We are going to be receiving some hundreds of unaccompanied child refugees and of course it was the Huguenots who gave refugee to the English language. Although I belong to the less respectable Irish Huguenot tradition, here in England 50,000 Huguenots arrived around the time of the Revocation of the Edict of Nantes, which if you look at the proportion of the population is equivalent to the arrival of 650,000 refugees today. And of course such an influx caused debate, a touch of xenophobia in parliament but almost instantly Huguenots began to make an enormous contribution to society, to the economy.
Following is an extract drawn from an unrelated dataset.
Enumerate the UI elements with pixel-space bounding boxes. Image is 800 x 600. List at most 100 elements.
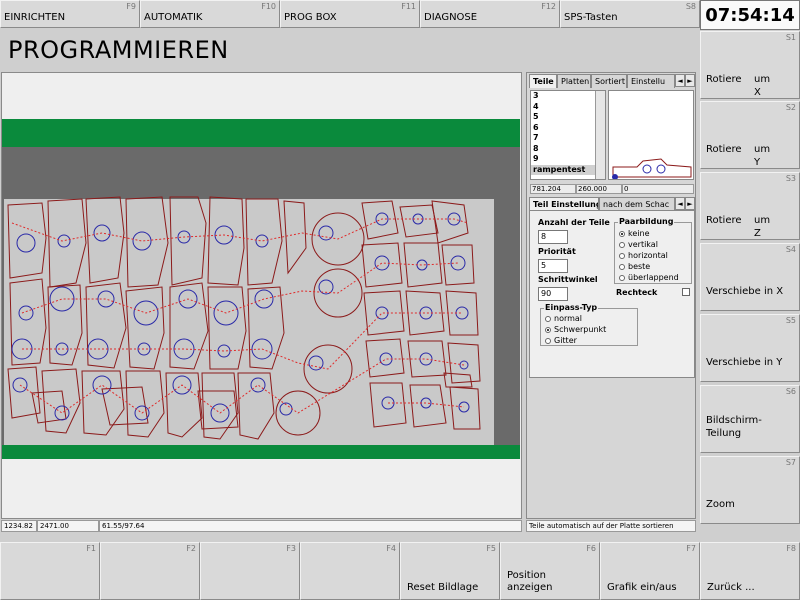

Of course the mulberry tree we are going to present to Rev Rider to be planted here when this whole garden is redesigned around it – the mulberry tree is a symbol of that great benefit to the economy because it was the essential nourishment of the silkworm and we are surrounded by the vestiges of Huguenots who worked in the silk industry. So it’s a very symbolic tree, it’s a tree that is probably derived – it comes from Chelsea Physic Garden – from a tree planted in the reign of James I. It’s a historic tree and I’m grateful again for partnership with The Conservation Foundation because they have all sorts of programmes of taking very significant trees, producing grafts. The most recent one I’ve been concerned with before this was the marvellous yew, which is associated with the signing of Magna Carta. Having killed two yew trees already in previous programmes, I’m so grateful to be given a third and I promise to do better.
But this one does look the most healthy specimen and with enormous pleasure and remembering the work of so many of so many colleagues and allies and also, most importantly, the arrival of these young refugees today, I’d like to present you, Rector, this magnificent graft from a Morus Londinium from the reign of James I.